The explanation of the exponentially growing wave in traveling-wave tubes is
 simple. When the electromagnetic wave and the slow space-charge wave have nearly the same velocity, there is a strong coupling between them. This results in a wave that grows in amplitude at such a rate that the sum of the negative energy of the slow space charge wave and the positive energy of the electromagnetic wave remains constant.

The equations relating the amplitude and velocity of a wave that result from the coupling of two waves are simple, and this new picture of the operation of traveling-wave tubes made it easy to plot curves describing the performance of the growing wave as various parameters were varied. I had obtained the same curves earlier, but I felt that I now had a new insight into them. I published this work in the Journal of Applied Physics in February, 1954, and in more complete form in the Bell System Technical Journal of November, 1954.

Coupled waves proved to be a powerful tool in understanding non-propagating or "forbidden" regions in helices of large diameter, through the coupling of forward and backward modes. Ping Tien and I published a paper on this in the September 1954 issue of the Proceedings of the IRE. The idea of modes and coupling of modes also proved useful in understanding the behavior of wave-type parametric amplifiers.

I find that I continued to publish papers concerning microwave tubes as late as 1959, but my attention had turned elsewhere. In fact, I had always had
wider interests, and by 1954 1 was pretty tired of traveling-wave tubes. There was still a lot to be done, but it wasn't the sort of thing I could
do, or would want to.

About John R. Pierce.

John R. Pierce was born in Des Moines Iowa, March 27, 1910.
He graduated high  school in Long Beach Calif. in 1929, after which he attended Cal-Tech where he received his B.S. in 1933, his M.S. in 1934, and Ph.D. in 1936.
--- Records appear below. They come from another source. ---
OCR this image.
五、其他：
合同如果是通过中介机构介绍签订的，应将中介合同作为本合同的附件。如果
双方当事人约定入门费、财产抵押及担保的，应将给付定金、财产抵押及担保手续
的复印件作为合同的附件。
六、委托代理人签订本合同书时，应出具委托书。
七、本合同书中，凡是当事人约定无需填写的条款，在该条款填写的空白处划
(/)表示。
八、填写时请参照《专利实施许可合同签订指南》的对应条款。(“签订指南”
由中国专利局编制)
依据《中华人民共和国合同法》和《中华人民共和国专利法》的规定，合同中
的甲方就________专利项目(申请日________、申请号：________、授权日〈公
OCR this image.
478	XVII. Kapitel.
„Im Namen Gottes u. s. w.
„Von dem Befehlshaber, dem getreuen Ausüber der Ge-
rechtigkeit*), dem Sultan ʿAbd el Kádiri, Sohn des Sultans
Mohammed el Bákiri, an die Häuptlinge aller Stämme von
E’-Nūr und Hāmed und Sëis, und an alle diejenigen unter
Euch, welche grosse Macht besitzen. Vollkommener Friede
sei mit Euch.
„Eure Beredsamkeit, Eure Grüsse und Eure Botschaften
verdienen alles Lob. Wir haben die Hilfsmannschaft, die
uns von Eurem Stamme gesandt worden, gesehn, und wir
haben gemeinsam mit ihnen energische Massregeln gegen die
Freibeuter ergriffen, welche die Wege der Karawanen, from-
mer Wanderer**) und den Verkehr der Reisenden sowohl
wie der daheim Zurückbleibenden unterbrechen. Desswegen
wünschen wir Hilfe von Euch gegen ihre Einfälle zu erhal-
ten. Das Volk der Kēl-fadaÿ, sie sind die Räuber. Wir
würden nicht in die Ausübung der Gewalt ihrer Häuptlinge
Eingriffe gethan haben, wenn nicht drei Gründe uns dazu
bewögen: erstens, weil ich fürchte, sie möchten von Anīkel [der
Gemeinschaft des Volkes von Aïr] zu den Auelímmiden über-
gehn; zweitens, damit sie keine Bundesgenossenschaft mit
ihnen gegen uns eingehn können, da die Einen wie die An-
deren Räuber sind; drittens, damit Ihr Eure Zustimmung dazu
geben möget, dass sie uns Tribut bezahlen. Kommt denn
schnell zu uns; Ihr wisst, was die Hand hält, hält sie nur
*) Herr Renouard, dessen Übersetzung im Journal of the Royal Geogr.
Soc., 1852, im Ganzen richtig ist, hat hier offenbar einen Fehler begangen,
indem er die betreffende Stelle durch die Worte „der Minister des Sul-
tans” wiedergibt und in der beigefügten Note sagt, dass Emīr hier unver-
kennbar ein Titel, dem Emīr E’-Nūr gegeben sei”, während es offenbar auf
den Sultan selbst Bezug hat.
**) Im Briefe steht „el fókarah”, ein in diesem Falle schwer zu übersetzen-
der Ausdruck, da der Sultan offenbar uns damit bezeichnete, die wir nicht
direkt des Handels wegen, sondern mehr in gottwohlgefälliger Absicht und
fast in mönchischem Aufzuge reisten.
John Pierce worked at Bell Telephone Laboratories for 35 years, during which time he was involved  in design work on a large number of communications systems including Echo and Telstar. He retired  in 1971.

During this time John Pierce had an active interest in authoring science fiction articles for many of the popular magazines of the day. None of the articles were in his name though, he used the pen name of John Roberts and
J.J. Coupling.

Now a Professor of Music Emeritus at the Center For Computer Research In Music And Acoustics at Stanford University in California. 

His recent book, co-authored with Michael Noll, Signals the Science of Telecommunications, is available from The Scientific American Library.